Jein. Es stimmt, dass es sinnvoll wäre, die Grundsteuer zu erhöhen. Warum soll jemand, der ein Grundstück besitzt, das viel mehr wert ist, nur für einen kleinen Teil davon Steuern zahlen. Deswegen fordern nicht nur wir, sondern viele Städte, dass man sich dem Verkehrswert annähert. Der Bund hat das bei der Grunderwerbsteuer ja auch getan und sich damit Mehreinnahmen verschafft. Städte- und Gemeindebund haben ein gemeinsames Modell vorgelegt, das erlaubt, nach Rastern die Lage zu bewerten und so einen Schätzwert zu haben, der sich der Realität annähert. Das ist billiger und pragmatischer, als wenn jeder einzeln den Grund bewerten lassen muss.

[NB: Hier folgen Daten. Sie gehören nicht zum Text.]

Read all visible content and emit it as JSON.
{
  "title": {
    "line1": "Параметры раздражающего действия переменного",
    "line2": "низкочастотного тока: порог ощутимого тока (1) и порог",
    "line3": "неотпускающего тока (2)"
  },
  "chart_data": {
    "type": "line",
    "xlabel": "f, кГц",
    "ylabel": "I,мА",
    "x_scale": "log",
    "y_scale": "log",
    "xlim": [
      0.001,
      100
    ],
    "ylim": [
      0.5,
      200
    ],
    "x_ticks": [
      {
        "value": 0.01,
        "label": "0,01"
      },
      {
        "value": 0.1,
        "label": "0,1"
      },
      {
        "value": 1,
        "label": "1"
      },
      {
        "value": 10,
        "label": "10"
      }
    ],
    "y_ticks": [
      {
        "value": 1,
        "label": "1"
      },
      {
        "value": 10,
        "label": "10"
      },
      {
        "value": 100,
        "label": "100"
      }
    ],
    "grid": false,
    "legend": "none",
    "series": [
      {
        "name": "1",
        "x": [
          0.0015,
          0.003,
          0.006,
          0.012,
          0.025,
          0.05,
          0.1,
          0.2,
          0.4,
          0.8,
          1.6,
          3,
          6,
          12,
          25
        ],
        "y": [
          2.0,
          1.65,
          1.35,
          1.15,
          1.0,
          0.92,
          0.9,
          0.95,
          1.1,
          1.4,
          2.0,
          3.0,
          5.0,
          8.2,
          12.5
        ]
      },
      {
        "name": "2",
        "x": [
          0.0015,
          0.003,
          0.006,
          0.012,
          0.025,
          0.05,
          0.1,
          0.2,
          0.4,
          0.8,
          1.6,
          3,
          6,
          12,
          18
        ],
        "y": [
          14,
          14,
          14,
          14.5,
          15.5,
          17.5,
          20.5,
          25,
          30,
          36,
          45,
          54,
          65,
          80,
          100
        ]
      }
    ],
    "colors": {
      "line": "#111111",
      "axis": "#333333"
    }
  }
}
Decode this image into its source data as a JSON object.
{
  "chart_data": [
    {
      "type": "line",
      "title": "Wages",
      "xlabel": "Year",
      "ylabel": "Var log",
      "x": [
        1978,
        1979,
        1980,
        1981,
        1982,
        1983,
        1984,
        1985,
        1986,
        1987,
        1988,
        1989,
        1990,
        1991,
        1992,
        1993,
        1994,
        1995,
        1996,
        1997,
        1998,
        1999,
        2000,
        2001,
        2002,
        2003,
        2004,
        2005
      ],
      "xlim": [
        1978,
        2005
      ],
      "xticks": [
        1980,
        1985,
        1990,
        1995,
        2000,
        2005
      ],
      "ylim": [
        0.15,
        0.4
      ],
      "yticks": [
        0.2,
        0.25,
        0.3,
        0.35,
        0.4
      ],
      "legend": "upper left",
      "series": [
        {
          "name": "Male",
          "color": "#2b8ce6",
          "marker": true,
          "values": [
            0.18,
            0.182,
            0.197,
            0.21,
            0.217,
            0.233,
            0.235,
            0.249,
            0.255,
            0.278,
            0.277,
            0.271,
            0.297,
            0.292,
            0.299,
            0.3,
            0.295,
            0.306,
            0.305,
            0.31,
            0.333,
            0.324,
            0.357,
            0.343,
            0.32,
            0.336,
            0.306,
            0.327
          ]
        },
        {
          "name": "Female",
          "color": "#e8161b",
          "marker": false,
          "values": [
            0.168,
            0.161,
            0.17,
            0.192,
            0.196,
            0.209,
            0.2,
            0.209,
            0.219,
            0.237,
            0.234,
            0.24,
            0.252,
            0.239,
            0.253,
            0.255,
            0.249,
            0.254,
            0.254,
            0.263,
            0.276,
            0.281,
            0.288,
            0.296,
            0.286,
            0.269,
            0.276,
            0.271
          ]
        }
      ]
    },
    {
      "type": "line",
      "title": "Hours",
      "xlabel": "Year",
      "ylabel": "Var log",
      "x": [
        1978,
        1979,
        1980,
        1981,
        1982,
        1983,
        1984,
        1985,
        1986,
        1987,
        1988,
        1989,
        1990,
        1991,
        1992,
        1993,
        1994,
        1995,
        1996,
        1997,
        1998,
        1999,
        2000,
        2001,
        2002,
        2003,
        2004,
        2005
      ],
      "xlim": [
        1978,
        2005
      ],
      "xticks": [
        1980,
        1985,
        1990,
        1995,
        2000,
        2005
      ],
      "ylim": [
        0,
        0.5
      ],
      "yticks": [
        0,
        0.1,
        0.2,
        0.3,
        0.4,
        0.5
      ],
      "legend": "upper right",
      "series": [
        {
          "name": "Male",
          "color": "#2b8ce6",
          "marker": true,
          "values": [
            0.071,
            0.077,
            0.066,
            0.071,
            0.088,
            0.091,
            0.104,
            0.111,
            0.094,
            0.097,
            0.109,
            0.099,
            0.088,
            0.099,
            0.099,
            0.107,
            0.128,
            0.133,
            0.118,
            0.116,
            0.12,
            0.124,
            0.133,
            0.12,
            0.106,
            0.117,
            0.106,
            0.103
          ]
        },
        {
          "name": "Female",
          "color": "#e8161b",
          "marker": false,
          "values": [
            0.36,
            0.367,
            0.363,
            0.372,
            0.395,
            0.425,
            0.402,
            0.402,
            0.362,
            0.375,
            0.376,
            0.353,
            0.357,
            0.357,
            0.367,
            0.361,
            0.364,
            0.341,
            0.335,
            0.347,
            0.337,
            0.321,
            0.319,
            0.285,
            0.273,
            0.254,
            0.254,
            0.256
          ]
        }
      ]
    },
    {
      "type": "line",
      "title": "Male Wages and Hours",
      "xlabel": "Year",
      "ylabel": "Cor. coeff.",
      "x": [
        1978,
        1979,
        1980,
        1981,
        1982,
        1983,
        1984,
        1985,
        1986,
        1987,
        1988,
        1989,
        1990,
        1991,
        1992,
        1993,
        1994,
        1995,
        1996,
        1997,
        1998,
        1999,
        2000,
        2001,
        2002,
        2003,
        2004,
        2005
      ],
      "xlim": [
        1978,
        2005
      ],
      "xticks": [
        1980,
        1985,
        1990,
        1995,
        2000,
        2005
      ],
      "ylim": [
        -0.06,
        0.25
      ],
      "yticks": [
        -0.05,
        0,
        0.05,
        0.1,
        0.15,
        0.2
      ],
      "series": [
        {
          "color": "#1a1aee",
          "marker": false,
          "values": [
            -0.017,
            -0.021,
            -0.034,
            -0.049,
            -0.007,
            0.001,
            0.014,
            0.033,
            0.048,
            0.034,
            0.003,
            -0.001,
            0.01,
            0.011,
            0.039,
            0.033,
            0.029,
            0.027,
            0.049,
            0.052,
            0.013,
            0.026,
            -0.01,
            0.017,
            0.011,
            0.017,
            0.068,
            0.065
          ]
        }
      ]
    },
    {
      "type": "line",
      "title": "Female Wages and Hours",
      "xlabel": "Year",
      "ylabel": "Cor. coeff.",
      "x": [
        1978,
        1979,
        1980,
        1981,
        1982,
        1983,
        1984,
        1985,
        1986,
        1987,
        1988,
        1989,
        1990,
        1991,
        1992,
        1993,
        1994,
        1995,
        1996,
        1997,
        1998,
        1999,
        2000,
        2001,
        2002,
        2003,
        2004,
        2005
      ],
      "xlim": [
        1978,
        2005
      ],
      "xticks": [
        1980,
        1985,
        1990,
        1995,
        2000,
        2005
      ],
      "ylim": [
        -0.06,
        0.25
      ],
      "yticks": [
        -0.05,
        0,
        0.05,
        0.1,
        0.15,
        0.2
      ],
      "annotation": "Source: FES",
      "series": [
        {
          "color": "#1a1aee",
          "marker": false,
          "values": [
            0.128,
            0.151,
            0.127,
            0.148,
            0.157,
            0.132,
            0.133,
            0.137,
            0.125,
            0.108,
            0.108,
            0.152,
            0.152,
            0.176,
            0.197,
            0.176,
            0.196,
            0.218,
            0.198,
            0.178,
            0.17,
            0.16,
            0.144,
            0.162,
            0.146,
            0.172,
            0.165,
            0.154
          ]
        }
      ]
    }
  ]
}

Welche Summen kommen da auf die Eigentümer zu?

Nicht allzu große.


Und die Genossenschaften zahlen nichts?

Nicht nichts, aber sie sollen beim bestehenden Niveau bleiben. Der soziale Wohnbau wird mit Steuergeld finanziert, es hat wenig Sinn, das Geld bloß zu verschieben.


Zur Änderung bei der Grundsteuer brauchen Sie aber den Bund?

Das ist richtig, daher werden wir im Zuge der Finanzausgleichsverhandlungen darüber reden, wie wir hier gemeinsam zu einer gerechteren Lösung kommen können.


Derzeit regelt der Bund die Grundsteuer. Will Wien das künftig selbst tun?

Ich bin keine Freundin der Länder-Steuerautonomie. Das bringt nur etwas bei Massensteuern, und dann aber ist es im Sinne einer Verwaltungsvereinfachung mäßig sinnvoll. Aber wir werden darüber reden.


Tut es Ihnen eigentlich leid, dass Sie nicht mehr Vizebürgermeisterin sind oder ist der Titel eh Makulatur?

Das ist er nicht, aber mein Selbstwertgefühl hängt nicht an Titeln. Ich sehe das emotionslos.